The Thick And The Dead

Alright already, quit shoving. I know I don't belong here. This magazine already has a place for manufacturers---in the back, where those large egos are squeezed into small column inches so they can't hurt you. Not that I'm exactly proud of my job. On social occasions, if pressed as to my profession, I will usually admit to some honest toil such as mortician or hodcarrier. Speaker design is downright devious work. As proof, examine the specifications for the 1376 models in Audio's 1988 equipment directory. Much of this data, when compared with each described system's real-world performance, looks like Joe Isuzu wrote it on a bad day.

Of course, there are no standards for loudspeaker measurements, just a few conventions for recording perhaps an aggregate of amplitude responses or an occasional modulus of impedance. Hell, there aren't even standards for listening to loudspeakers. Which is why I'm here. You see, I don't really want to design speakers for a living, I'd rather review them. Reviewing, instead of doing, offers distinct advantages: no startup costs, troublesome engineering decisions, vexatious production problems, or withering exposure to the consumer's frequent disappointment in one's best efforts. A reviewer need only possess a good stick, a hungry ear, and a forum for his most considered opinions. However, my manufacturing experiences have led me to compose a list of criteria for reviewing loudspeakers. Don't ask me about amplifiers, I haven't a clue how to build good ones and sure as heck cannot describe differences between them in less than Wretched Subjectivist terms (a W.S. being, of course, an individual who hears differences where none should exist, in the opinion of the Wretched Objectivists who populate mainstream audio criticism).

Over the past several years I have had occasion to visit the abodes of nearly a dozen audio critics, persons whose bylines grace the gentle journal you now behold, as well as other "undergrounds" of good repute. I bet you'd like to know how these fellows hear! I'll tell you: on the occasions I have shared critical auditions with reviewers whose evaluation of said gear later appeared in print, I can reveal that, invariably, these gentlemen described what they, and I, heard on that occasion with accurate perception and in clear detail.

Wherein lies the rub. To illustrate, I submit for your attention the three amplitude-response curves in fig.1.


Speaker A sounds pretty rough. With discontinuities in the lower treble, a rising top, and sharp notches here and there, Speaker A could fairly be described as an earstrain. Speaker B, on the other hand, sounds distinctly dull, with relatively smooth, restricted output of excessively warm character. Now Speaker C is a champ. The reviewer of this system enjoys hump-free bass, uncolored midrange, an extended, clear, but unfatiguing treble, and says so.

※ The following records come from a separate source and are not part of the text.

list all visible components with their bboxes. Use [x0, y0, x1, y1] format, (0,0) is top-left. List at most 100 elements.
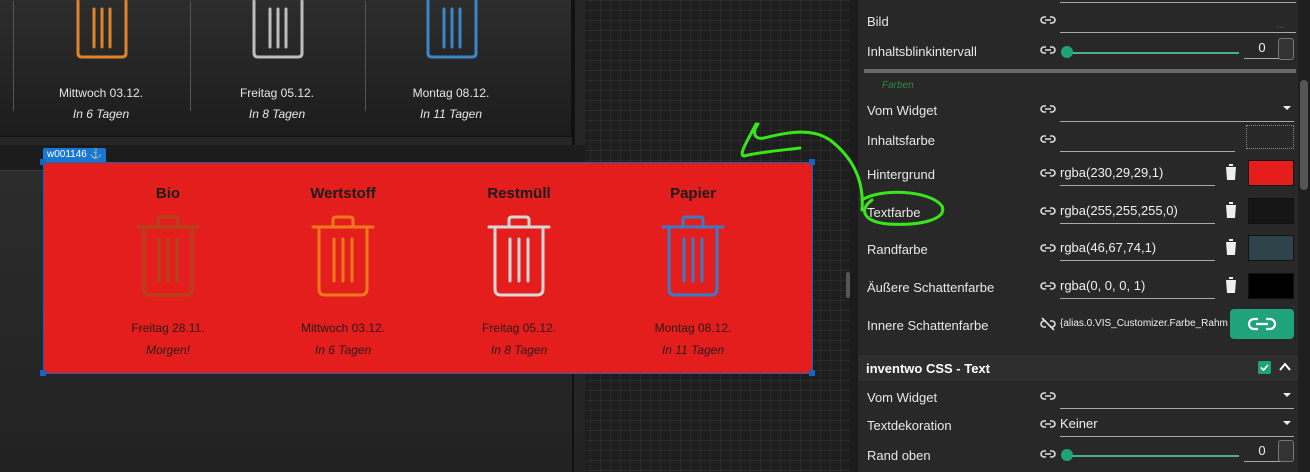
schattenfarbe-swatch[interactable] — [1248, 273, 1294, 299]
chevron-up-icon[interactable] — [1279, 361, 1291, 373]
blink-slider-knob[interactable] — [1061, 46, 1073, 58]
trash-icon[interactable] — [1224, 163, 1238, 181]
blink-slider-track[interactable] — [1065, 52, 1239, 54]
prop-label: Inhaltsblinkintervall — [867, 44, 977, 59]
chevron-down-icon[interactable] — [1282, 103, 1292, 113]
innere-schattenfarbe-input[interactable]: {alias.0.VIS_Customizer.Farbe_Rahmen — [1060, 313, 1228, 337]
property-panel: Bild ... Inhaltsblinkintervall 0 Farben … — [858, 0, 1298, 472]
chevron-down-icon[interactable] — [1282, 390, 1292, 400]
link-icon[interactable] — [1040, 132, 1056, 146]
resize-handle[interactable] — [809, 370, 815, 376]
schattenfarbe-input[interactable]: rgba(0, 0, 0, 1) — [1060, 275, 1215, 299]
hintergrund-swatch[interactable] — [1248, 160, 1294, 186]
prop-row-inhaltsfarbe: Inhaltsfarbe — [858, 125, 1298, 155]
column-separator — [13, 1, 14, 111]
prop-label: Textfarbe — [867, 205, 921, 220]
pickup-date: Mittwoch 03.12. — [300, 321, 386, 335]
group-label-farben: Farben — [882, 80, 914, 91]
link-icon[interactable] — [1040, 389, 1056, 403]
top-trash-widget[interactable]: Mittwoch 03.12. In 6 Tagen Freitag 05.12… — [0, 0, 572, 137]
rand-oben-slider-knob[interactable] — [1061, 449, 1073, 461]
link-icon[interactable] — [1040, 43, 1056, 57]
prop-label: Bild — [867, 14, 889, 29]
column-title: Papier — [670, 185, 716, 202]
bild-indicator: ... — [1276, 20, 1285, 31]
prop-row-aeussere-schattenfarbe: Äußere Schattenfarbe rgba(0, 0, 0, 1) — [858, 272, 1298, 302]
link-icon[interactable] — [1040, 447, 1056, 461]
widget-id-label[interactable]: w001146 ⚓ — [43, 148, 107, 162]
randfarbe-swatch[interactable] — [1248, 235, 1294, 261]
trash-can-icon — [487, 215, 551, 297]
blink-spinner[interactable] — [1278, 38, 1294, 60]
column-title: Wertstoff — [310, 185, 376, 202]
prop-label: Vom Widget — [867, 390, 938, 405]
textdekoration-select[interactable]: Keiner — [1060, 413, 1294, 437]
section-enable-checkbox[interactable] — [1258, 361, 1271, 374]
textfarbe-input[interactable]: rgba(255,255,255,0) — [1060, 200, 1215, 224]
chevron-down-icon[interactable] — [1282, 418, 1292, 428]
link-icon[interactable] — [1040, 241, 1056, 255]
pickup-relative: In 6 Tagen — [72, 107, 130, 121]
link-icon[interactable] — [1040, 102, 1056, 116]
randfarbe-input[interactable]: rgba(46,67,74,1) — [1060, 237, 1215, 261]
canvas-scrollbar[interactable] — [846, 272, 850, 298]
prop-row-hintergrund: Hintergrund rgba(230,29,29,1) — [858, 159, 1298, 189]
section-divider — [864, 69, 1296, 73]
input-underline — [1060, 0, 1296, 3]
link-icon[interactable] — [1040, 417, 1056, 431]
resize-handle[interactable] — [40, 159, 46, 165]
rand-oben-number-input[interactable]: 0 — [1244, 440, 1280, 462]
hintergrund-input[interactable]: rgba(230,29,29,1) — [1060, 162, 1215, 186]
trash-can-icon — [311, 215, 375, 297]
prop-row-textdekoration: Textdekoration Keiner — [858, 410, 1298, 440]
section-header-inventwo-css-text[interactable]: inventwo CSS - Text — [858, 355, 1298, 381]
trash-icon[interactable] — [1224, 238, 1238, 256]
pickup-relative: Morgen! — [145, 343, 191, 357]
widget-border — [572, 0, 575, 145]
link-icon — [1247, 317, 1277, 331]
pickup-relative: In 11 Tagen — [419, 107, 483, 121]
prop-row-randfarbe: Randfarbe rgba(46,67,74,1) — [858, 234, 1298, 264]
editor-canvas[interactable]: Mittwoch 03.12. In 6 Tagen Freitag 05.12… — [0, 0, 850, 472]
link-off-icon[interactable] — [1040, 317, 1056, 331]
prop-row-blinkintervall: Inhaltsblinkintervall — [858, 36, 1298, 66]
pickup-date: Mittwoch 03.12. — [58, 86, 144, 100]
pickup-date: Freitag 28.11. — [131, 321, 205, 335]
pickup-relative: In 8 Tagen — [490, 343, 548, 357]
link-icon[interactable] — [1040, 279, 1056, 293]
vom-widget-select[interactable] — [1060, 98, 1294, 122]
pickup-date: Montag 08.12. — [412, 86, 490, 100]
prop-label: Textdekoration — [867, 418, 952, 433]
column-title: Bio — [155, 185, 181, 202]
pickup-date: Montag 08.12. — [654, 321, 732, 335]
scrollbar-thumb[interactable] — [1300, 80, 1308, 190]
link-icon[interactable] — [1040, 13, 1056, 27]
resize-handle[interactable] — [40, 370, 46, 376]
bild-input[interactable] — [1060, 9, 1296, 33]
trash-icon[interactable] — [1224, 276, 1238, 294]
rand-oben-slider-track[interactable] — [1065, 455, 1239, 457]
selected-trash-widget[interactable]: Bio Freitag 28.11. Morgen! Wertstoff Mit… — [43, 162, 813, 374]
section-title: inventwo CSS - Text — [866, 361, 990, 376]
inhaltsfarbe-input[interactable] — [1060, 128, 1235, 152]
pickup-date: Freitag 05.12. — [481, 321, 557, 335]
pickup-relative: In 8 Tagen — [248, 107, 306, 121]
trash-bin-icon — [76, 0, 128, 59]
column-title: Restmüll — [487, 185, 551, 202]
empty-color-swatch[interactable] — [1246, 125, 1294, 149]
pickup-relative: In 6 Tagen — [314, 343, 372, 357]
link-binding-button[interactable] — [1230, 309, 1294, 339]
link-icon[interactable] — [1040, 204, 1056, 218]
resize-handle[interactable] — [809, 159, 815, 165]
blink-number-input[interactable]: 0 — [1244, 37, 1280, 59]
textfarbe-swatch[interactable] — [1248, 198, 1294, 224]
rand-oben-spinner[interactable] — [1278, 440, 1294, 462]
panel-scrollbar[interactable] — [1298, 0, 1310, 472]
css-vom-widget-select[interactable] — [1060, 385, 1294, 409]
link-icon[interactable] — [1040, 166, 1056, 180]
trash-bin-icon — [252, 0, 304, 59]
pickup-date: Freitag 05.12. — [239, 86, 315, 100]
prop-label: Rand oben — [867, 448, 931, 463]
prop-row-vom-widget: Vom Widget — [858, 95, 1298, 125]
trash-icon[interactable] — [1224, 201, 1238, 219]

Of course, all three curves were made with the same measurement techniques on the same speaker system; only the environments differed. This revelation is no surprise to any experienced audio journalist; the curves mirror those taken by the estimable Harry F. Olson over 35 years ago. So, as I am to take up the reviewer's task, I would make life easier, and more repeatable ("If you can't repeat it, it ain't physics"), by adhering to the following guidelines:

1) Listen in a good environment. The best, most helpful listening environment known to me is the full live-end/dead-end treatment where the speaker end is as acoustically dead as possible, covers perhaps the first third of the room, then gives way to a very reflective live end equipped with diffusors and virtually no absorptive components. This means damping walls, floors, and ceiling with 3" to 4" of linearly absorptive material such as Sonex. In a pinch, a heavy rug will do for floor damping, but elsewhere, make it thick, and make it dead! And no furniture or equipment racks between, behind, beside, or close in front of the speakers---all this stuff goes in the live end. Among reviewers of my acquaintance, Audio's longtime Associate Editors Bert Whyte and Barney Pisha [both now deceased.---Ed.] share the prize for best listening room. Bert's was one of the first residential LEDE rooms in the country (constructed in 1980), a good 25'-long rectangular space on a concrete slab (concrete on mother earth is best for floors; anything less rigid becomes a sounding board for the music). Barney's listening room, much smaller than the pictures published recently in Audio would suggest, is a calibrated LEDE environment complete with elaborate diffusors in the live end. Worst reviewing environment in my experience belongs to a regular contributor to that other big-circulation underground, whose room forces one to place speakers in front of a stone fireplace, complete with brass poker/shovel set singing sympathetic accompaniment to the high notes. Ugh.